3 min readMar 19, 2026 09:01 AM IST
After a horrendous campaign with the bat at the T20 World Cup 2026, former England captain and one of England’s finest white-ball batters, Jos Buttler, remains hopeful that he still has some spark left in him and that his international career is not yet over. Buttler was out of form during the entire tournament in India and Sri Lanka, managing just 87 runs in eight innings, which includes five single-digit scores. The wicket-keeper batter has only a single half-century to show from his last four ICC events.
However, a bona fide match-winner for England, Buttler, still has another 1.5 years left to run on his ECB central contract. He stated that he still hopes to be in the thick of things when England face India in five T20Is and three ODIs during their home summer.

“I hope so. I don’t know. Obviously, I had a poor tournament, which is disappointing, but I’ve been playing some of the best cricket of my career in recent years, so hopefully, I can get back to playing my best,” Buttler said on his podcast, For the Love of Cricket.
Buttler said he has ambitions to continue playing for England but does not want to lead the side. England have moved on from Buttler, handing the white-ball captaincy to the flamboyant Harry Brook. “I certainly have ambitions (to continue playing for England), but no longer being a captain, I’m not a selector or anything… so what will be, will be. Yeah, we will see,” said Buttler.
Buttler said he hopes that time away after the World Cup, “up the mountains” in France with his family, will leave him feeling refreshed. “I couldn’t have been further away from cricket, which for me at the time was just perfect. It is exactly what I needed,” he said.
“Obviously, the tournament didn’t go personally how I would have liked it to go, and I just felt like I needed some space from cricket and not to think about the game. I could not have been further away from cricket where I was in that week.”

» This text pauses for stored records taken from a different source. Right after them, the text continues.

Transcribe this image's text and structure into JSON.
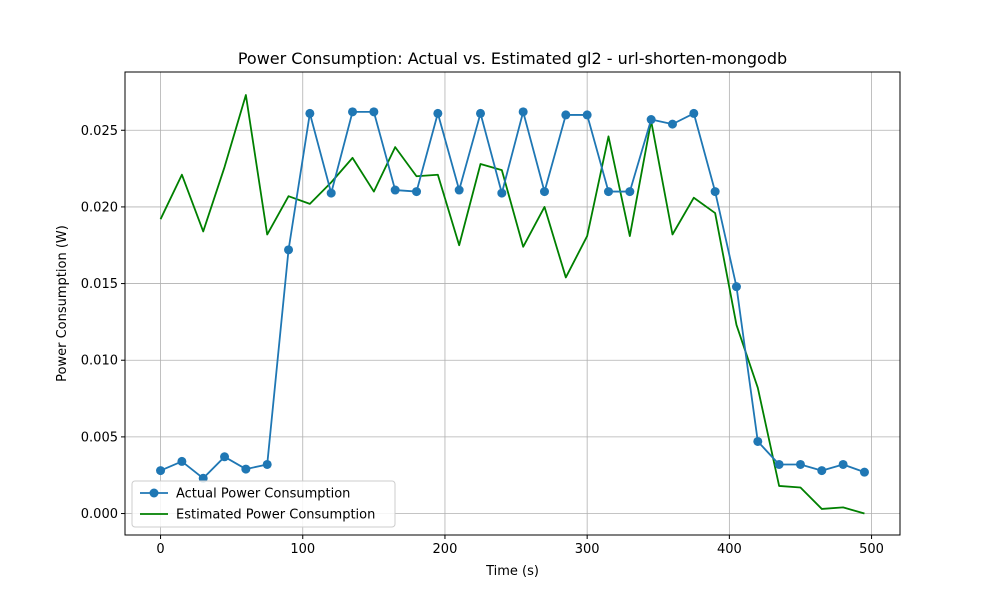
{
  "chart_data": {
    "type": "line",
    "title": "Power Consumption: Actual vs. Estimated gl2 - url-shorten-mongodb",
    "xlabel": "Time (s)",
    "ylabel": "Power Consumption (W)",
    "xlim": [
      -25,
      520
    ],
    "ylim": [
      -0.0014,
      0.0288
    ],
    "xticks": [
      0,
      100,
      200,
      300,
      400,
      500
    ],
    "yticks": [
      0.0,
      0.005,
      0.01,
      0.015,
      0.02,
      0.025
    ],
    "xtick_labels": [
      "0",
      "100",
      "200",
      "300",
      "400",
      "500"
    ],
    "ytick_labels": [
      "0.000",
      "0.005",
      "0.010",
      "0.015",
      "0.020",
      "0.025"
    ],
    "grid": true,
    "legend_position": "lower-left",
    "series": [
      {
        "name": "Actual Power Consumption",
        "color": "#1f77b4",
        "marker": "circle",
        "x": [
          0,
          15,
          30,
          45,
          60,
          75,
          90,
          105,
          120,
          135,
          150,
          165,
          180,
          195,
          210,
          225,
          240,
          255,
          270,
          285,
          300,
          315,
          330,
          345,
          360,
          375,
          390,
          405,
          420,
          435,
          450,
          465,
          480,
          495
        ],
        "values": [
          0.0028,
          0.0034,
          0.0023,
          0.0037,
          0.0029,
          0.0032,
          0.0172,
          0.0261,
          0.0209,
          0.0262,
          0.0262,
          0.0211,
          0.021,
          0.0261,
          0.0211,
          0.0261,
          0.0209,
          0.0262,
          0.021,
          0.026,
          0.026,
          0.021,
          0.021,
          0.0257,
          0.0254,
          0.0261,
          0.021,
          0.0148,
          0.0047,
          0.0032,
          0.0032,
          0.0028,
          0.0032,
          0.0027
        ]
      },
      {
        "name": "Estimated Power Consumption",
        "color": "#008000",
        "marker": "none",
        "x": [
          0,
          15,
          30,
          45,
          60,
          75,
          90,
          105,
          120,
          135,
          150,
          165,
          180,
          195,
          210,
          225,
          240,
          255,
          270,
          285,
          300,
          315,
          330,
          345,
          360,
          375,
          390,
          405,
          420,
          435,
          450,
          465,
          480,
          495
        ],
        "values": [
          0.0192,
          0.0221,
          0.0184,
          0.0226,
          0.0273,
          0.0182,
          0.0207,
          0.0202,
          0.0216,
          0.0232,
          0.021,
          0.0239,
          0.022,
          0.0221,
          0.0175,
          0.0228,
          0.0224,
          0.0174,
          0.02,
          0.0154,
          0.0181,
          0.0246,
          0.0181,
          0.0256,
          0.0182,
          0.0206,
          0.0196,
          0.0123,
          0.0082,
          0.0018,
          0.0017,
          0.0003,
          0.0004,
          0.0
        ]
      }
    ]
  }
}
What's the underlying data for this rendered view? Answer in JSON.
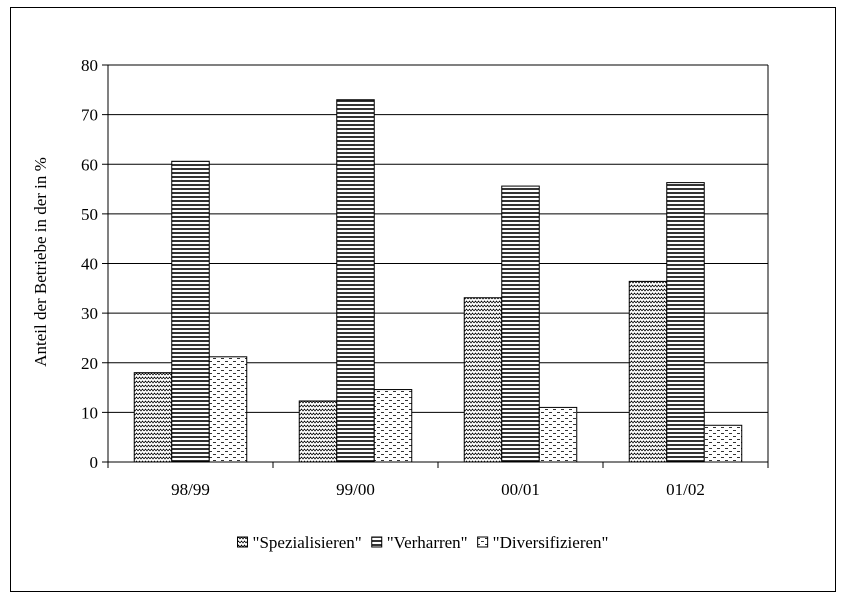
{
  "chart_data": {
    "type": "bar",
    "title": "",
    "xlabel": "",
    "ylabel": "Anteil der Betriebe in der  in %",
    "ylim": [
      0,
      80
    ],
    "yticks": [
      0,
      10,
      20,
      30,
      40,
      50,
      60,
      70,
      80
    ],
    "grid": true,
    "legend_position": "bottom",
    "categories": [
      "98/99",
      "99/00",
      "00/01",
      "01/02"
    ],
    "series": [
      {
        "name": "\"Spezialisieren\"",
        "pattern": "zigzag",
        "values": [
          18,
          12.3,
          33.1,
          36.4
        ]
      },
      {
        "name": "\"Verharren\"",
        "pattern": "horizontal-lines",
        "values": [
          60.6,
          73,
          55.6,
          56.3
        ]
      },
      {
        "name": "\"Diversifizieren\"",
        "pattern": "dashes",
        "values": [
          21.2,
          14.6,
          11,
          7.4
        ]
      }
    ]
  }
}
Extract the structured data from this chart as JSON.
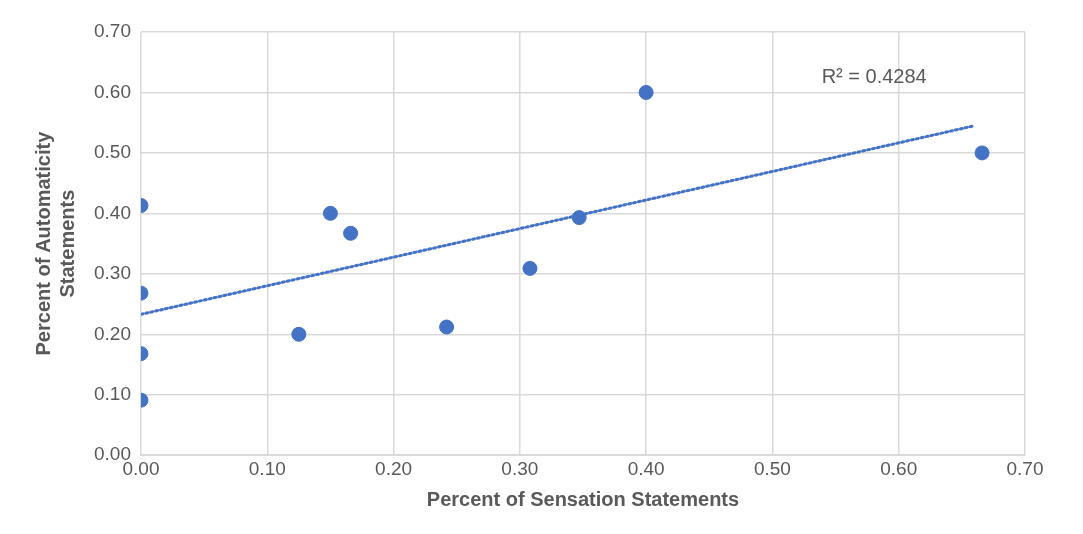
{
  "chart_data": {
    "type": "scatter",
    "xlabel": "Percent of Sensation Statements",
    "ylabel": "Percent of Automaticity Statements",
    "xlim": [
      0,
      0.7
    ],
    "xticks": [
      {
        "value": 0,
        "label": "0.00"
      },
      {
        "value": 0.1,
        "label": "0.10"
      },
      {
        "value": 0.2,
        "label": "0.20"
      },
      {
        "value": 0.3,
        "label": "0.30"
      },
      {
        "value": 0.4,
        "label": "0.40"
      },
      {
        "value": 0.5,
        "label": "0.50"
      },
      {
        "value": 0.6,
        "label": "0.60"
      },
      {
        "value": 0.7,
        "label": "0.70"
      }
    ],
    "ylim": [
      0,
      0.7
    ],
    "yticks": [
      {
        "value": 0,
        "label": "0.00"
      },
      {
        "value": 0.1,
        "label": "0.10"
      },
      {
        "value": 0.2,
        "label": "0.20"
      },
      {
        "value": 0.3,
        "label": "0.30"
      },
      {
        "value": 0.4,
        "label": "0.40"
      },
      {
        "value": 0.5,
        "label": "0.50"
      },
      {
        "value": 0.6,
        "label": "0.60"
      },
      {
        "value": 0.7,
        "label": "0.70"
      }
    ],
    "grid": true,
    "legend": false,
    "marker": "circle",
    "series": [
      {
        "type": "scatter",
        "color": "#4472c4",
        "x": [
          0,
          0,
          0,
          0,
          0.125,
          0.15,
          0.166,
          0.242,
          0.308,
          0.347,
          0.4,
          0.666
        ],
        "values": [
          0.413,
          0.268,
          0.168,
          0.091,
          0.2,
          0.4,
          0.367,
          0.212,
          0.309,
          0.393,
          0.6,
          0.5
        ]
      },
      {
        "type": "line",
        "color": "#4472c4",
        "line_style": "dotted",
        "marker": "none",
        "x": [
          0,
          0.66
        ],
        "values": [
          0.233,
          0.545
        ]
      }
    ],
    "annotations": [
      "R² = 0.4284"
    ]
  }
}
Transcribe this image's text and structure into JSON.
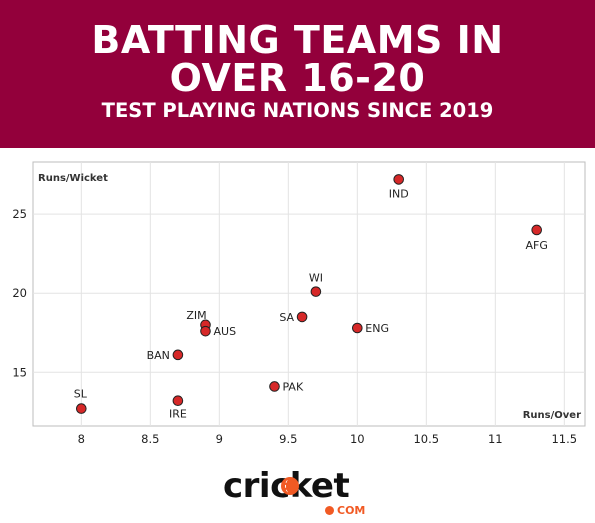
{
  "header": {
    "title_line1": "BATTING TEAMS IN",
    "title_line2": "OVER 16-20",
    "subtitle": "TEST PLAYING NATIONS SINCE 2019",
    "background_color": "#93003b"
  },
  "chart_data": {
    "type": "scatter",
    "title": "BATTING TEAMS IN OVER 16-20",
    "subtitle": "TEST PLAYING NATIONS SINCE 2019",
    "xlabel": "Runs/Over",
    "ylabel": "Runs/Wicket",
    "xlim": [
      7.65,
      11.65
    ],
    "ylim": [
      11.6,
      28.3
    ],
    "xticks": [
      "8",
      "8.5",
      "9",
      "9.5",
      "10",
      "10.5",
      "11",
      "11.5"
    ],
    "yticks": [
      "15",
      "20",
      "25"
    ],
    "grid": true,
    "marker_color": "#d62828",
    "points": [
      {
        "label": "IND",
        "x": 10.3,
        "y": 27.2
      },
      {
        "label": "AFG",
        "x": 11.3,
        "y": 24.0
      },
      {
        "label": "WI",
        "x": 9.7,
        "y": 20.1
      },
      {
        "label": "SA",
        "x": 9.6,
        "y": 18.5
      },
      {
        "label": "ENG",
        "x": 10.0,
        "y": 17.8
      },
      {
        "label": "ZIM",
        "x": 8.9,
        "y": 18.0
      },
      {
        "label": "AUS",
        "x": 8.9,
        "y": 17.6
      },
      {
        "label": "BAN",
        "x": 8.7,
        "y": 16.1
      },
      {
        "label": "PAK",
        "x": 9.4,
        "y": 14.1
      },
      {
        "label": "SL",
        "x": 8.0,
        "y": 12.7
      },
      {
        "label": "IRE",
        "x": 8.7,
        "y": 13.2
      }
    ]
  },
  "logo": {
    "text": "cricket",
    "domain": "COM",
    "accent_color": "#f15a24"
  }
}
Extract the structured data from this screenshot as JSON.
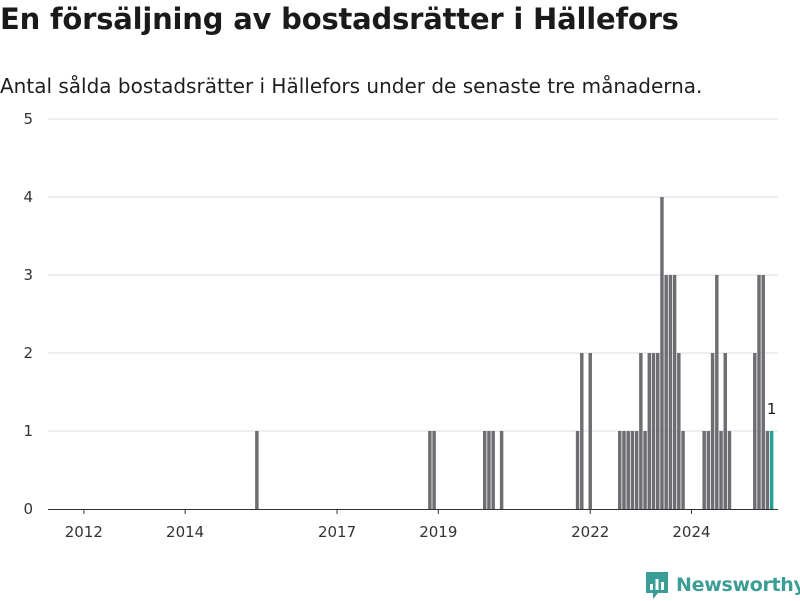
{
  "header": {
    "title": "En försäljning av bostadsrätter i Hällefors",
    "subtitle": "Antal sålda bostadsrätter i Hällefors under de senaste tre månaderna."
  },
  "brand": {
    "name": "Newsworthy",
    "icon": "newsworthy-logo-icon",
    "color": "#3b9e96"
  },
  "colors": {
    "bar": "#6e6d72",
    "highlight": "#27a096",
    "grid": "#dddddd",
    "axis": "#333333"
  },
  "chart_data": {
    "type": "bar",
    "title": "En försäljning av bostadsrätter i Hällefors",
    "xlabel": "",
    "ylabel": "",
    "ylim": [
      0,
      5
    ],
    "yticks": [
      0,
      1,
      2,
      3,
      4,
      5
    ],
    "xticks": [
      "2012",
      "2014",
      "2017",
      "2019",
      "2022",
      "2024"
    ],
    "xrange": [
      "2011-05",
      "2025-08"
    ],
    "grid": true,
    "series": [
      {
        "values": [
          {
            "x": "2015-06",
            "y": 1
          },
          {
            "x": "2018-11",
            "y": 1
          },
          {
            "x": "2018-12",
            "y": 1
          },
          {
            "x": "2019-12",
            "y": 1
          },
          {
            "x": "2020-01",
            "y": 1
          },
          {
            "x": "2020-02",
            "y": 1
          },
          {
            "x": "2020-04",
            "y": 1
          },
          {
            "x": "2021-10",
            "y": 1
          },
          {
            "x": "2021-11",
            "y": 2
          },
          {
            "x": "2022-01",
            "y": 2
          },
          {
            "x": "2022-08",
            "y": 1
          },
          {
            "x": "2022-09",
            "y": 1
          },
          {
            "x": "2022-10",
            "y": 1
          },
          {
            "x": "2022-11",
            "y": 1
          },
          {
            "x": "2022-12",
            "y": 1
          },
          {
            "x": "2023-01",
            "y": 2
          },
          {
            "x": "2023-02",
            "y": 1
          },
          {
            "x": "2023-03",
            "y": 2
          },
          {
            "x": "2023-04",
            "y": 2
          },
          {
            "x": "2023-05",
            "y": 2
          },
          {
            "x": "2023-06",
            "y": 4
          },
          {
            "x": "2023-07",
            "y": 3
          },
          {
            "x": "2023-08",
            "y": 3
          },
          {
            "x": "2023-09",
            "y": 3
          },
          {
            "x": "2023-10",
            "y": 2
          },
          {
            "x": "2023-11",
            "y": 1
          },
          {
            "x": "2024-04",
            "y": 1
          },
          {
            "x": "2024-05",
            "y": 1
          },
          {
            "x": "2024-06",
            "y": 2
          },
          {
            "x": "2024-07",
            "y": 3
          },
          {
            "x": "2024-08",
            "y": 1
          },
          {
            "x": "2024-09",
            "y": 2
          },
          {
            "x": "2024-10",
            "y": 1
          },
          {
            "x": "2025-04",
            "y": 2
          },
          {
            "x": "2025-05",
            "y": 3
          },
          {
            "x": "2025-06",
            "y": 3
          },
          {
            "x": "2025-07",
            "y": 1
          },
          {
            "x": "2025-08",
            "y": 1,
            "highlight": true,
            "label": "1"
          }
        ]
      }
    ]
  }
}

The 35-year-old will feature for the Gujarat Titans in the upcoming Indian Premier League and said he is utilising the time now to reflect on his cricket and why certain things didn’t go as planned. He said, “It was really refreshing, I really enjoyed it, a complete sort of release. Slowly but surely, I would say at the start of this week, I am just starting to reflect a bit and have a few thoughts about what is important to me and my cricket, and why it probably didn’t go quite as I would’ve liked. There are elements that I actually don’t really know exactly. For all your best intentions and hard work and efforts to perform, it just didn’t work, and sometimes that is OK as well. That is something I have had to realise. It wasn’t for a lack of effort; it just didn’t quite happen.”